Figure 6. The VARP N-terminus is sufficient to recruit an endosomal supercomplex to membranes in vitro.

(A) Liposome pelleting experiments demonstrate VARP N-terminus mutants (residues 1–117) cannot recruit the endosomal supercomplex to membranes in vitro. Purified proteins of the N-VARP triple mutant (F96A/E98A/F100A) or single mutant (T99A) were incubated with SNX27, ESCPE-1, and Retromer in the presence of PDZbm cargo and PI(3)P-enriched liposomes. In both experiments, SNX27 and Retromer are recruited, but ESCPE-1 exhibits only partial binding to membranes. N-VARP mutants remain in the supernatant (S) fraction. (B) A competition experiment demonstrates how binding between N-VARP and SNX27 does not interfere with PDZbm cargo binding and membrane recruitment in the liposome pelleting assays.
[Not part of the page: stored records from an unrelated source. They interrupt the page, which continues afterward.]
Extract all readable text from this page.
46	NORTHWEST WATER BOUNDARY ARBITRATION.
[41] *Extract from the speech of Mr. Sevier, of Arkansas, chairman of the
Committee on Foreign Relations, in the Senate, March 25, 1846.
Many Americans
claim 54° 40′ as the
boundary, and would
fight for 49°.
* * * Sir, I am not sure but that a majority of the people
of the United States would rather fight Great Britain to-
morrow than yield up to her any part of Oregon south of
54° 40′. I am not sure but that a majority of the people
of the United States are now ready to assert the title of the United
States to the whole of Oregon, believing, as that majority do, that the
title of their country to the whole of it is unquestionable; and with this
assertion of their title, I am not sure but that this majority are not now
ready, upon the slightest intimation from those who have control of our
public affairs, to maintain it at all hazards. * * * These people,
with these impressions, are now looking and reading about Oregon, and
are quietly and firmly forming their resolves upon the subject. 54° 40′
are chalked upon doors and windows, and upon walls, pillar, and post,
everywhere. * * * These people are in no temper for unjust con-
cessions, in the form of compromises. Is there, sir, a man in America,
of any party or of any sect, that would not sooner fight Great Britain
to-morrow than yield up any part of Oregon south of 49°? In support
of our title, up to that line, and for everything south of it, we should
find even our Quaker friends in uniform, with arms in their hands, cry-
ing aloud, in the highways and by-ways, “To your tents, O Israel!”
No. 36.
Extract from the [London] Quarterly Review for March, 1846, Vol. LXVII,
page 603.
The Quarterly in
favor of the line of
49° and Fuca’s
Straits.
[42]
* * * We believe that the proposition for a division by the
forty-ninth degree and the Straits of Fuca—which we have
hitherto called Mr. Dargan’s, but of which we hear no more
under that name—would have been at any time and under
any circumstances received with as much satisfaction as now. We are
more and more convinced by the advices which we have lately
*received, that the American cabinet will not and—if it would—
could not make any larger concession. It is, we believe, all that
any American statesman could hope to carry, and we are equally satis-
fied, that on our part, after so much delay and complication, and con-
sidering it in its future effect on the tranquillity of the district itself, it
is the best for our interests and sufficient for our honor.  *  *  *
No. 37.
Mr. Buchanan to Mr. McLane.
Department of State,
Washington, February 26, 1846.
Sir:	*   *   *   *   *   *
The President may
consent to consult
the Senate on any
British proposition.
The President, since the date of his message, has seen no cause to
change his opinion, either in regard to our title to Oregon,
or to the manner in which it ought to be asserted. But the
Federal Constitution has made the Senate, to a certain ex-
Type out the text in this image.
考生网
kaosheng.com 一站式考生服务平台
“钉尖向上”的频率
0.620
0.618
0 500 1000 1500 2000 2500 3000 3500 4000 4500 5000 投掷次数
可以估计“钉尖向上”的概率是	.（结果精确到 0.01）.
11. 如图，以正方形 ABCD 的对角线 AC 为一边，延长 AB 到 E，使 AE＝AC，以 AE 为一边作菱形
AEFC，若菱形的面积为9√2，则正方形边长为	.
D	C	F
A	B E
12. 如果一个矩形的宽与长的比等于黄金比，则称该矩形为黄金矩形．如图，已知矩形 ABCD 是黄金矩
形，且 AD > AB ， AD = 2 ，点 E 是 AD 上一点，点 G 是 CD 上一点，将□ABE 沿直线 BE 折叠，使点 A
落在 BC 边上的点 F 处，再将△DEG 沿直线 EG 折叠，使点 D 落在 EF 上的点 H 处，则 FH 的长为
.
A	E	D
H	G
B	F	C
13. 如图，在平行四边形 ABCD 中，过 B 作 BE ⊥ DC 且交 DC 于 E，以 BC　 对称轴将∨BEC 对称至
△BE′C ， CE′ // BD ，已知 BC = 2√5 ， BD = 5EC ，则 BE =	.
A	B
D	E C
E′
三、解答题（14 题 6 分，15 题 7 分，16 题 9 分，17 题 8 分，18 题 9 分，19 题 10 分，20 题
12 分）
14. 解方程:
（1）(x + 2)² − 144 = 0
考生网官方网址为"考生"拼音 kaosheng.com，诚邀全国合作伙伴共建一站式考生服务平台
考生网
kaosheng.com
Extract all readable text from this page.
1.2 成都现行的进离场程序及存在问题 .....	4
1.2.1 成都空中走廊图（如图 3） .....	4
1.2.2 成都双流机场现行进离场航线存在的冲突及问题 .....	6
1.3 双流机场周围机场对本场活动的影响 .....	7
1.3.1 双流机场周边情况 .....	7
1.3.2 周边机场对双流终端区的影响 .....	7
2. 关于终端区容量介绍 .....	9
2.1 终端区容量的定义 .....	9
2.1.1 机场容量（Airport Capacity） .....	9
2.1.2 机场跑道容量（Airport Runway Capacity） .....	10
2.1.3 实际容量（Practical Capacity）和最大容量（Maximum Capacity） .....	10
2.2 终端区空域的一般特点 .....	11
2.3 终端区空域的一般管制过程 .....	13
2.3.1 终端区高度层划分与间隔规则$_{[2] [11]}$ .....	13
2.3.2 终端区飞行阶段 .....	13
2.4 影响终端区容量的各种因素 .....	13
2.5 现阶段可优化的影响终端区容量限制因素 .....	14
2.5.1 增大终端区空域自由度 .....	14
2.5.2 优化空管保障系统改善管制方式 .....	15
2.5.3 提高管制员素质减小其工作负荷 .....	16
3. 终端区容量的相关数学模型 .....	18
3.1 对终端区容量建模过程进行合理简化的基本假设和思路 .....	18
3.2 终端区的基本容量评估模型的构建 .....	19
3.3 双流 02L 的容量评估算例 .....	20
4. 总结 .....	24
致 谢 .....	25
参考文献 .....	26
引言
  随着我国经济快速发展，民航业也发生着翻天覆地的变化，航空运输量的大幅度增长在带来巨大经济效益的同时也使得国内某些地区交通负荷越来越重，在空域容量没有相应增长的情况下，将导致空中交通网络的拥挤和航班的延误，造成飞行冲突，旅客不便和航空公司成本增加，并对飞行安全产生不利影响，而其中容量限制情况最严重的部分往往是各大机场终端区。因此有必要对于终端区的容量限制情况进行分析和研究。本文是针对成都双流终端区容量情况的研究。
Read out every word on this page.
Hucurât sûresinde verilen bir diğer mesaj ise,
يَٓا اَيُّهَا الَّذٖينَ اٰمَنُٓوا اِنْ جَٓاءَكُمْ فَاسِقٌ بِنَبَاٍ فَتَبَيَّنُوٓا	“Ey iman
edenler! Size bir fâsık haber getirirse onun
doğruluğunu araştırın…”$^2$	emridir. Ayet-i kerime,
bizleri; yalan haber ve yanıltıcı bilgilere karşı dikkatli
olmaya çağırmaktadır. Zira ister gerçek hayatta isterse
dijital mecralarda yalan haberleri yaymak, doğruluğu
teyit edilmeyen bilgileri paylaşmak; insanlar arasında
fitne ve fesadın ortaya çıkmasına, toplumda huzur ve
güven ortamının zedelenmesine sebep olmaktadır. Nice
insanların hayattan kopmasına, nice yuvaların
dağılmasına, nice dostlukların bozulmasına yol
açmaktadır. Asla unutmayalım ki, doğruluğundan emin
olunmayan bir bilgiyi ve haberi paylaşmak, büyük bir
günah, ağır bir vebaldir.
In experiment (I), full-length purified SNX27 protein was pre-incubated (see Methods) with purified N-VARP protein. All endosomal coat protein components are pelleted efficiently in the presence of wild-type N-VARP. SNX27, Retromer, and ESCPE-1 are found in the pellet (P) fraction in a ration similar to that observed for full-length VARP (Figure 5). In experiment (II), full-length purified SNX27 protein was pre-incubated with purified PDZbm-H6 peptide. All other endosomal proteins were pelleted efficiently in the presence of N-VARP. In experiment (II), there is a greater amount of cargo in the pellet fraction compared to experiment (I). These results together suggest N-VARP is sufficient to promote endosomal supercomplex formation on membranes and does not inhibit cargo binding or incorporation into the coat.